Gegen den 61-Jährigen wird wegen Mord ermittelt.
Nach der Tötung einer 87-Jährigen in einer Seniorenresidenz in Wien-Döbling streitet der Verdächtige weiter jede Beteiligung an der Tat ab. "Er bekennt sich nicht schuldig", sagte die Verteidigerin des 61-Jährigen, Astrid Wagner. Ihr Mandant könne sich den Tod der Frau nicht erklären. Aus dem bisherigem Studium des Akts gehe für sie nicht hervor, dass der Mann mit dem gewaltsamen Umkommen der Pensionistin etwas zu tun habe.
Weiter dazu ins Detail gehen wollte Wagner auf Anfrage jedoch nicht. Sie verwies auf die laufenden Ermittlungen. Der am vergangenen Freitag festgenommene gebürtige Türke befindet sich derzeit wegen Tatbegehungs-, Verdunkelungs- und Fluchtgefahr in U-Haft. Es gilt die Unschuldsvermutung.
61-Jähriger bereits polizeibekannt
Der Türke Yilmaz C. ist massiv vorbestraft. Zuletzt war er Anfang Juni 2020 wegen schweren gewerbsmäßigen Betrugs zu viereinhalb Jahren Haft verurteilt worden, weil er eine ältere Frau angeschwindelt und ihr mit falschen Versprechungen 180.000 Euro herausgelockt hatte. Einer weiteren Bekannten hatte er 50.000 Euro entlockt. Nach seiner Enthaftung dürfte der Mann dem Glücksspiel nachgegangen sein. Er soll erhebliche Spielschulden aufweisen.
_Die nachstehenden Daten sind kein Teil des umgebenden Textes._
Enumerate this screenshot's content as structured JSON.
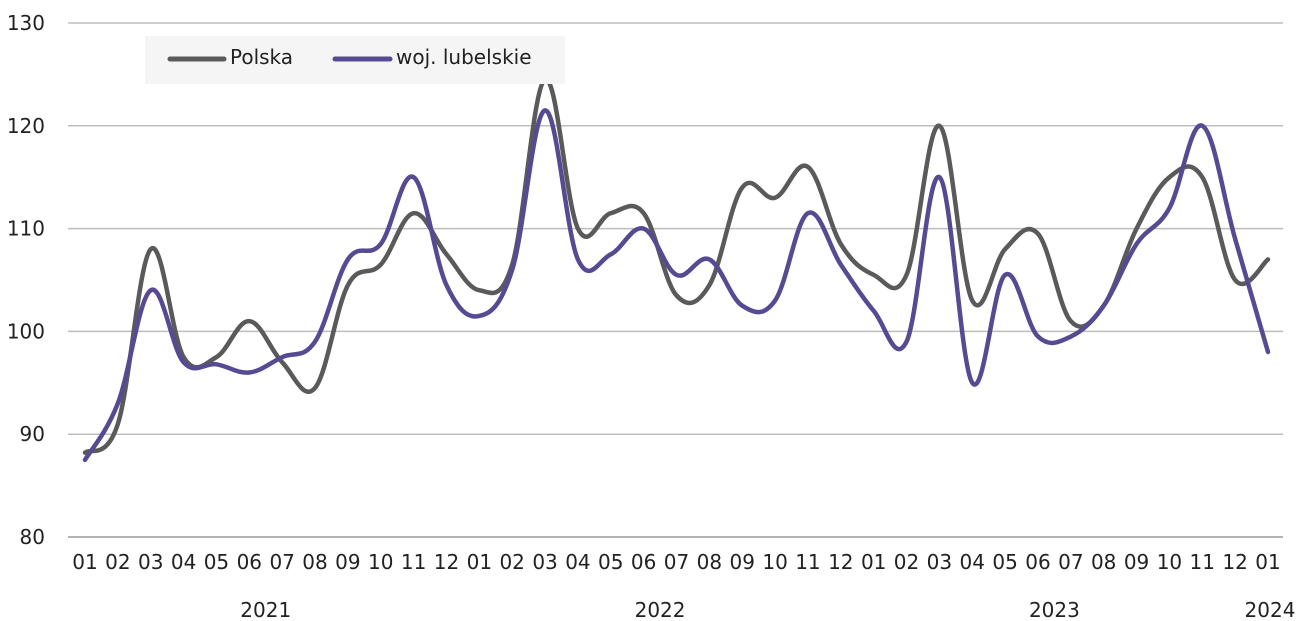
{
  "chart_data": {
    "type": "line",
    "title": "",
    "xlabel": "",
    "ylabel": "",
    "ylim": [
      80,
      130
    ],
    "yticks": [
      "80",
      "90",
      "100",
      "110",
      "120",
      "130"
    ],
    "grid": "horizontal",
    "legend_position": "top-left",
    "categories": [
      "01",
      "02",
      "03",
      "04",
      "05",
      "06",
      "07",
      "08",
      "09",
      "10",
      "11",
      "12",
      "01",
      "02",
      "03",
      "04",
      "05",
      "06",
      "07",
      "08",
      "09",
      "10",
      "11",
      "12",
      "01",
      "02",
      "03",
      "04",
      "05",
      "06",
      "07",
      "08",
      "09",
      "10",
      "11",
      "12",
      "01"
    ],
    "year_labels": [
      {
        "label": "2021",
        "from": 0,
        "to": 11
      },
      {
        "label": "2022",
        "from": 12,
        "to": 23
      },
      {
        "label": "2023",
        "from": 24,
        "to": 35
      },
      {
        "label": "2024",
        "from": 36,
        "to": 36
      }
    ],
    "series": [
      {
        "name": "Polska",
        "color": "#5a5a5a",
        "values": [
          88.2,
          91.0,
          108.0,
          97.5,
          97.5,
          101.0,
          97.0,
          94.5,
          104.5,
          106.5,
          111.5,
          107.5,
          104.0,
          106.5,
          124.5,
          110.0,
          111.5,
          111.5,
          103.5,
          104.5,
          114.0,
          113.0,
          116.0,
          108.5,
          105.5,
          105.5,
          120.0,
          103.0,
          108.0,
          109.5,
          101.0,
          102.5,
          110.0,
          115.0,
          115.0,
          105.0,
          107.0
        ]
      },
      {
        "name": "woj. lubelskie",
        "color": "#574a93",
        "values": [
          87.5,
          93.0,
          104.0,
          97.0,
          96.8,
          96.0,
          97.5,
          99.0,
          107.0,
          108.5,
          115.0,
          104.5,
          101.5,
          106.0,
          121.5,
          107.0,
          107.5,
          110.0,
          105.5,
          107.0,
          102.5,
          103.0,
          111.5,
          106.5,
          102.0,
          99.0,
          115.0,
          95.0,
          105.5,
          99.5,
          99.5,
          102.5,
          108.5,
          112.0,
          120.0,
          109.0,
          98.0
        ]
      }
    ]
  }
}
Verwandte von Lebensgefährtin in Heim
Die 87-Jährige war vor zwei Wochen tot im Bett ihres Zimmers in der privaten Seniorenresidenz gefunden worden. Sie soll erstickt worden sein. Im Hals der Frau wurde ein Schmuckstück gefunden. Ob sie daran erstickt ist, muss das schriftliche Obduktionsgutachten klären.
Der 61-Jährige wurde daraufhin von den Ermittlern des Landeskriminalamts ausgeforscht. Gegen ihn laufen Ermittlungen wegen Mordverdachts. Wie sich herausstellte, war er kurz vor dem Auffinden der Leiche mit einem Blumenstrauß in der Hand in der Seniorenresidenz gesehen worden. Eine Verwandte seiner Lebensgefährtin soll seit längerem in dem Pensionistenheim leben. Über die Frau könnte der Mann das spätere Opfer kennengelernt und die 87-Jährige um Geld gebeten haben.